Friday, February 3, 2012
To the procrastinator
It seems like I just don't get my personal things to the finish line.
I have 2 birthday parties to plan, 2 vacations, one trip for A and my house to get in order.
What I have done:
Thought of the parties and made a list....
Reserved Resort for 1 vacation, but not the plane txs
Paid for As trip but have not gotten plane txs or hotel accommodations for me. Classic.
My house - well it will never be in order and the fucking dog hair will forever taint any cleaning I do. I'll just resign to that or shave the dog.
Personally, I need to cut down on a ton of things that are not good for me. I should drink a lot of water because it will help my dry eyes. Do I do it? of course not. I just love knowing what is wrong with me, have the tools available but do JACK SHIT.

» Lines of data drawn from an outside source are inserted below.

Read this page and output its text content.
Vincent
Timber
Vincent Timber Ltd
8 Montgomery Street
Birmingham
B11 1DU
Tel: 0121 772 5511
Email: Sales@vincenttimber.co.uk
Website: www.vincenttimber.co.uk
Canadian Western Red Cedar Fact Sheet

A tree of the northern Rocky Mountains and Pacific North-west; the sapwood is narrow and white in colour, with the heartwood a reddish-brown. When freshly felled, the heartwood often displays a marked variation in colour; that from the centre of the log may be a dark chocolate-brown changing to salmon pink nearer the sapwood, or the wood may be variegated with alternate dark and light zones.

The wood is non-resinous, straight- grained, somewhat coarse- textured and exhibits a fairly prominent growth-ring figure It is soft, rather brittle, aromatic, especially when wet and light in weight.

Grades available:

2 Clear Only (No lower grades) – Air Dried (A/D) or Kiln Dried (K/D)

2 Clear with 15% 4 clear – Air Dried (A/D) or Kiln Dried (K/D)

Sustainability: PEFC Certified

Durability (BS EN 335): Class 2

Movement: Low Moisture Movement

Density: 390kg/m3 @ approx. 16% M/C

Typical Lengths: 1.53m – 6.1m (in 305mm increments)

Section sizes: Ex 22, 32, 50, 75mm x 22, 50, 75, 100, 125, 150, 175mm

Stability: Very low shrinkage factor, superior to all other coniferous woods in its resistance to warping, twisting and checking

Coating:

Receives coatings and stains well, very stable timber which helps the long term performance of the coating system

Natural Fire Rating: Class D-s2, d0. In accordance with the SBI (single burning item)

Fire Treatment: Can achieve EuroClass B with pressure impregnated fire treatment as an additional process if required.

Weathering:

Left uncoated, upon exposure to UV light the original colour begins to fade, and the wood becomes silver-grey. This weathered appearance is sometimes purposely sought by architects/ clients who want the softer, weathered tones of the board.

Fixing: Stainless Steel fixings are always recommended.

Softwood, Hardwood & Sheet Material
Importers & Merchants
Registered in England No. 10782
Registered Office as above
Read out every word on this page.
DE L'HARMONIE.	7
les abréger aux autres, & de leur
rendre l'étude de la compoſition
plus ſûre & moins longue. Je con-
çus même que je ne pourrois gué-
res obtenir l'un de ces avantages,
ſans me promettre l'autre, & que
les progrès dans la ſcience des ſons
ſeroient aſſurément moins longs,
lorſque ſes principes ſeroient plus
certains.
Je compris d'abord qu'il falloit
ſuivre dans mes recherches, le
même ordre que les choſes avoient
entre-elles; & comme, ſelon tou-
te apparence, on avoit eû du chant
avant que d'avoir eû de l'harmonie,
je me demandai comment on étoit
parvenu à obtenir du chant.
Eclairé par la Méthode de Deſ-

How aggravated I get with my actions? Plenty.
Does it mean I must hate myself? Possibly. Will therapy cure this? haha I don't think so. I can't be convinced of something I'm pretty certain about.
Sugar - I hate you and certainly hate me.
You have ruined it all.
On a happier note.....well, today I have nothing to be perky about. I will procrastinate feeling better. I'll start tomorrow, I'll eat better tomorrow, I'll excersise starting tomorrow, I'll be a better wife, mother, sister, friend..yeah..tomorrow.
It's late and I know I stopped doing something to write this blog....but I can't remember what it was.